Quelle fabuleuse époque que celle dans laquelle nous vivons. La preuve? Le progrès est partout, dans les petites comme les grandes choses. N’en déplaise au gros bon sens.

Ici, nos filles vont à l’école jusqu’à ce qu’elles décident que c’est assez, même si ce n’est pas fini. Nos enfants mangent trois repas par jour, mais optent pour le jeûne s’ils n’aiment pas le menu. Ils connaissent la définition du mot « végétalisme », mangent des croquettes boostées au sodium et dégustent du chocolat à en devenir vert en voulant croire au lapin, mais en roulant des yeux sur l’origine de Pâques.

Nous ne raccommodons plus nos chaussettes, même si on a le temps en écoutant la télé… Et nul besoin de démonter le grille-pain défectueux puisque le magasin nous revend à l’infini ce qui va briser et finir dans la poubelle.

Plus besoin d’attendre le train, puisqu’on a des voitures. Parlant voiture, nous devons désormais attacher nos enfants de 9 ans dans des sièges d’appoint.

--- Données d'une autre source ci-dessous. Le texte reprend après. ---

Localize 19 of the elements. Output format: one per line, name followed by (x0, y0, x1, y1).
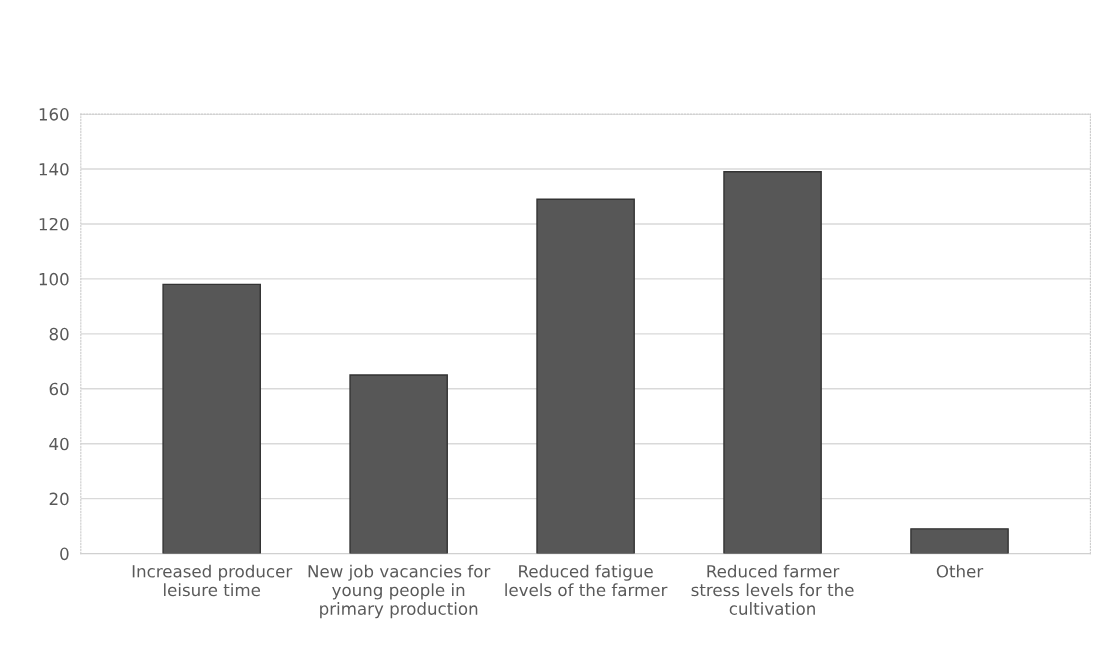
y-tick-label: 80 (49, 327, 69, 341)
bar (162, 283, 261, 554)
y-tick-label: 60 (49, 382, 69, 396)
bar (910, 528, 1009, 554)
y-tick-label: 20 (49, 492, 69, 506)
x-tick-label: Reduced fatigue levels of the farmer (505, 564, 668, 597)
bar (723, 171, 822, 554)
y-tick-label: 100 (39, 272, 69, 286)
x-tick-label: New job vacancies for young people in primary production (308, 564, 491, 619)
x-tick-label: Increased producer leisure time (132, 564, 293, 597)
bar (349, 374, 448, 554)
x-tick-label: Other (936, 564, 984, 578)
y-tick-label: 140 (39, 162, 69, 176)
y-tick-label: 160 (39, 108, 69, 121)
y-tick-label: 120 (39, 217, 69, 231)
y-tick-label: 40 (49, 437, 69, 451)
x-tick-label: Reduced farmer stress levels for the cultivation (691, 564, 854, 615)
y-tick-label: 0 (60, 547, 69, 561)
bar (536, 198, 635, 554)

Dire qu’il y a encore des pays où on roule à sept passagers sous le nez de la police dans des voitures comptant cinq ceintures, à 120 km/h sur l’autoroute… Comme quoi le progrès choisit son monde.

Nous avons des agendas numériques qui nous disent quoi faire de nos journées et qui nous laissent désemparés quand ils tombent en panne. Nous prenons l’avion pour aller au sud, là où il y a le soleil. Là-bas, nous croisons des gens qui aimeraient venir au nord, là où il y a la neige.

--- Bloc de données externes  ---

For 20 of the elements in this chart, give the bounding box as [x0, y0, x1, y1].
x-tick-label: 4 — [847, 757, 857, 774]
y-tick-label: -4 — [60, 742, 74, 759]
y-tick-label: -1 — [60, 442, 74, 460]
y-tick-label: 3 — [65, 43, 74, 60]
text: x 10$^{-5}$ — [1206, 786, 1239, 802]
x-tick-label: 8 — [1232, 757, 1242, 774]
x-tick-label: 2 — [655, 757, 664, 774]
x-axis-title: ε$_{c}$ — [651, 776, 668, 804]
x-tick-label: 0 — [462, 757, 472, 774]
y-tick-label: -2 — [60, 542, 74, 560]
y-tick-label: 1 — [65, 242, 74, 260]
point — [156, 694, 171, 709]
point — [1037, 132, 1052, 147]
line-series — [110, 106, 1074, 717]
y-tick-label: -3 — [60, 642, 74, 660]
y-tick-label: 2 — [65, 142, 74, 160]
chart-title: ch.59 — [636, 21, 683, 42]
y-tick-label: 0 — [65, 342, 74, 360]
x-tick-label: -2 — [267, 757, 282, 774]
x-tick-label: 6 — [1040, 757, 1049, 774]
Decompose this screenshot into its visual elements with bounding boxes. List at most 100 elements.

Nous avons assez d’argent pour restaurer Notre-Dame-de-Paris, mais jamais assez de bonnes intentions pour en finir avec ce qui humainement est insoutenable. Le progrès aime que l’argent flash, c’est son petit côté narcissique.

Côté progrès, nous sommes assurément et infiniment bien pourvus. Nous achetons des bateaux des millions de dollars ailleurs dans le monde sans savoir qu’ils ne feront pas l’affaire pour traverser notre fleuve Saint-Laurent entre la Côte-Nord et la Gaspésie. L’hiver, le canot à glace est devenu un sport. D’autre part, nous avons aussi des chantiers maritimes qui doivent parfois mettre leurs travailleurs au chômage.

Nous avons toute une collection de nids dans des routes pavées qui n’ont pourtant rien à voir avec ceux des poules. S’ajoutent des trottoirs qui ont le même angle que la Tour de Pise ainsi que des bâtiments très laids qui ne veulent pas mourir et des bâtiments très vieux qui mériteraient de vivre.

Nous avons le luxe d’avoir des crues printanières, puisque ce genre de chose vient avec de belles rivières, et aussi des maisons construites en zone inondable. Compte tenu de cette réalité, le progrès veut que nous ayons des équipes de surveillance du niveau de l’eau et une inondation surprise dans le centre-ville de Saint-Georges un lundi matin.

Le progrès qui s’occupe de notre santé s’appelle un « système ». Les gens qui y oeuvrent et s’occupent des patients, puisque c’est le nom que le progrès donne aux humains qui reçoivent des soins, sont de vraies perles. Dans nos hôpitaux plutôt efficaces et appréciés se trouve notamment une Unité de naissance où il fait bon accueillir la vie. Mais le progrès étant ce qu’il est, il y a aussi des parents qui accueillent leur premier enfant dans leur voiture, en route vers la capitale…

Quelle fabuleuse époque que celle dans laquelle on vit, vous ne trouvez pas? Vraiment, on n’arrête pas le progrès, n’en déplaise au gros bon sens.